Muse & Meaning
Popular creative advice will often tell you to “follow your muse.” I need to punch popular advice in the gut once again, for its shortsightedness and misguidance.
I’ve been reading some Van Vogt lately. Author of Slan and The World of Null A, Vogt was in the writing camp of following your muse. Slan is a very fun novel, and Null A is turning out to be more interesting than I initially thought.
I’ve read that Vogt supposedly wrote Slan in a single night. “Amazing!” some might say. But I say…
I can tell.
And it appears The World of Null A was written very quickly as well. There is a quality to Vogt’s writing that is difficult to pinpoint or summarize. The writing feels… rushed. From a plotting standpoint this would normally be a good thing. Vogt’s stories are certainly fast paced. On one page two characters might be quietly sharing dinner, and on the next they are whisked off into space on a rocketship, held at gunpoint by pursuers.

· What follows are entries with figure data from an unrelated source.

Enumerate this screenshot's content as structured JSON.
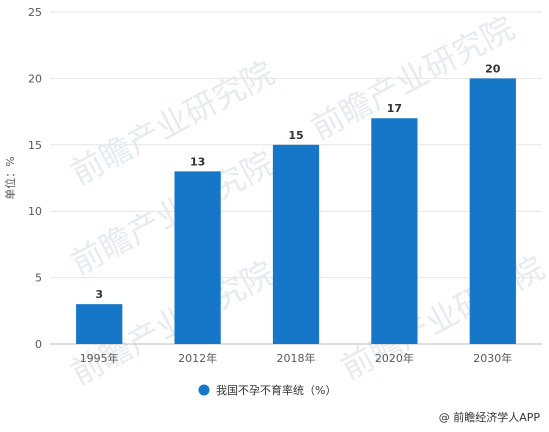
{
  "chart_data": {
    "type": "bar",
    "categories": [
      "1995年",
      "2012年",
      "2018年",
      "2020年",
      "2030年"
    ],
    "series": [
      {
        "name": "我国不孕不育率统（%）",
        "values": [
          3,
          13,
          15,
          17,
          20
        ],
        "color": "#1677c8"
      }
    ],
    "ylabel": "单位：%",
    "ylim": [
      0,
      25
    ],
    "yticks": [
      0,
      5,
      10,
      15,
      20,
      25
    ],
    "grid": true,
    "legend_position": "bottom-center",
    "data_labels": true
  },
  "watermark": {
    "text": "前瞻产业研究院"
  },
  "source": {
    "text": "@ 前瞻经济学人APP"
  }
}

Yet, while this is entertaining, it also has a discordant, nonsensical quality to it. Vogt’s stories read like a dream. Things don’t seem to happen for any logical reason, and so you never really know what’s next. But this is not suspense. It is not a carefully planned twist for the reader to enjoy. It is a meandering twist, rather than a logical one.
For that reason as I read, I am entertained. But I am failing to find meaning in the work. I desperately want to understand how and why. I want to know why the things happening are important. I even trick myself, lie to myself, that maybe the author will explain why haphazard, random, wandering incidents have meaning. But deep down, I know the author won’t bother.
The author is just following the muse.
Authors often hold more obligation to their muse than they do to the reader. I can expect no explanatory satisfaction, and if I want to enjoy the work I just need to bask in the ignorance of whimsical nonsense.
It’s hard to create meaning with a Shoot-First-Ask-Questions-Later approach to writing. Meaning comes from thought, and following the muse clashes somewhat with the act of pensive analysis.